CDIメディカル医療インサイト

中小企業が支えるドイツ医療機器
国が後ろ盾、政府予算投入

 欧州経済をリードするドイツは、医療の世界でも高い技術で有名です。かつてドイツの物理学者ヴィルヘルム・レントゲンが発見したX線の単位レントゲン、診療録を意味するカルテなど、今も多くのドイツ語が日本の医療現場で使われています。

 BMI Researchによると、ドイツの医療機器市場は、2015年時点において、米国、日本に続く世界第3位の規模を誇ります。ドイツと聞くと、シーメンスやビー・ブラウンなどのグローバル企業が思い浮かびますが、実は多くの中小企業がドイツの医療機器産業を支えています。1万2千社を超える医療機器企業のうち、95%は従業員250人未満の中小企業です。

 本コラムでは、中小の医療機器企業を支援するドイツならではの仕組みを考えます。
 中小の医療機器企業を強力に支援する存在として、ドイツ全土に張り巡らされた医療機器クラスターネットワークがあります。「集団」を意味するクラスターは、ここでは企業や大学、研究機関、行政などが相互に協力しながら医療機器開発を行うネットワークとご理解ください。全国各地のクラスターに医療機器企業が集積し、ビジネス上のさまざまな支援を受けることができます。クラスターは政府予算により運営されていることから、まさに国を挙げた支援と言えるでしょう。

 具体的にどのような支援が行われているのでしょうか。ドイツ南部の都市ニュルンベルクを拠点とするクラスター「MEDICAL VALLEY EMN」は、実に包括的な支援をしています。
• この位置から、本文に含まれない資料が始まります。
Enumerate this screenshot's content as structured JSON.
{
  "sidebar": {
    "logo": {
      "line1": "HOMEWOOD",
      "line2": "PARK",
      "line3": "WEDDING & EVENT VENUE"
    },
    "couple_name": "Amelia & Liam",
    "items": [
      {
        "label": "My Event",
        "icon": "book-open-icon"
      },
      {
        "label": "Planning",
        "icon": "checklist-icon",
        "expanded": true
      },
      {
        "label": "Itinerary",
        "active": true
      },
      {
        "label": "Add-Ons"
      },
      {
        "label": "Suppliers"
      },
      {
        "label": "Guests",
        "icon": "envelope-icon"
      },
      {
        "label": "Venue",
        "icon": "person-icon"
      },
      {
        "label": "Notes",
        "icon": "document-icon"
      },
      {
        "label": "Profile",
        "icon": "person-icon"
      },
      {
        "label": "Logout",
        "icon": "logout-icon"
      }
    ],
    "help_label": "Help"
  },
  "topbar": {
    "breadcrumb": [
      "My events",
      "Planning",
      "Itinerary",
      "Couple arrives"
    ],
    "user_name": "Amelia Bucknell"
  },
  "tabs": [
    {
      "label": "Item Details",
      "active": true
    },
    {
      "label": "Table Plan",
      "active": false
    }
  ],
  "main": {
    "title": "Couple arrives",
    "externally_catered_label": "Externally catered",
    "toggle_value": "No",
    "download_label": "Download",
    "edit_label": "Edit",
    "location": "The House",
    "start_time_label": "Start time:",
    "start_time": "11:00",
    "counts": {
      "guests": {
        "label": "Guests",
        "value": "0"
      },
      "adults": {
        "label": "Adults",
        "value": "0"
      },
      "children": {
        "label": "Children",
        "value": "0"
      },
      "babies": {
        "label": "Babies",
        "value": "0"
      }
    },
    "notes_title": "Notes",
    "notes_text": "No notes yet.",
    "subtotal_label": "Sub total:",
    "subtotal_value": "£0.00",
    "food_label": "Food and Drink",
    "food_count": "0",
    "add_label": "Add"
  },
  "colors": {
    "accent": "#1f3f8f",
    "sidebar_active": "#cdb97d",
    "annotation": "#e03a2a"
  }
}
 医療機器の開発にはまず、資金、設備、研究施設が必要です。MEDICAL VALLEY EMNは、長年にわたり構築したネットワークを生かして資金調達機会を紹介するとともに、自らも資金を拠出します。実際に10年以降の5年間で、100億円近くの資金を、さまざまな開発プロジェクトに拠出しています。また美しい研究施設を運営し、医療機器開発に必要なインフラを提供します。

 開発アイデアに磨きをかけるため、人的交流にも力を注いでいます。MEDICAL VALLEY EMNが企画するイベントやワークショップを通じて、エンジニア、IT専門家、科学者が、医師やその他医療専門家と意見を交わし、顧客視点に立った医療機器開発が進められます。共同開発が立ち上がることも少なくありません。

 また開発した医療機器を世の中に送り出すため、MEDICAL VALLEY EMNの薬事専門家が、当局への医療機器承認申請や保険償還取得に必要な対応を指導します。近年はドイツ国内だけでなく国際的なビジネス展開に向けて、各国の現地ビジネスパートナーを紹介するなど、支援の領域を拡大しています。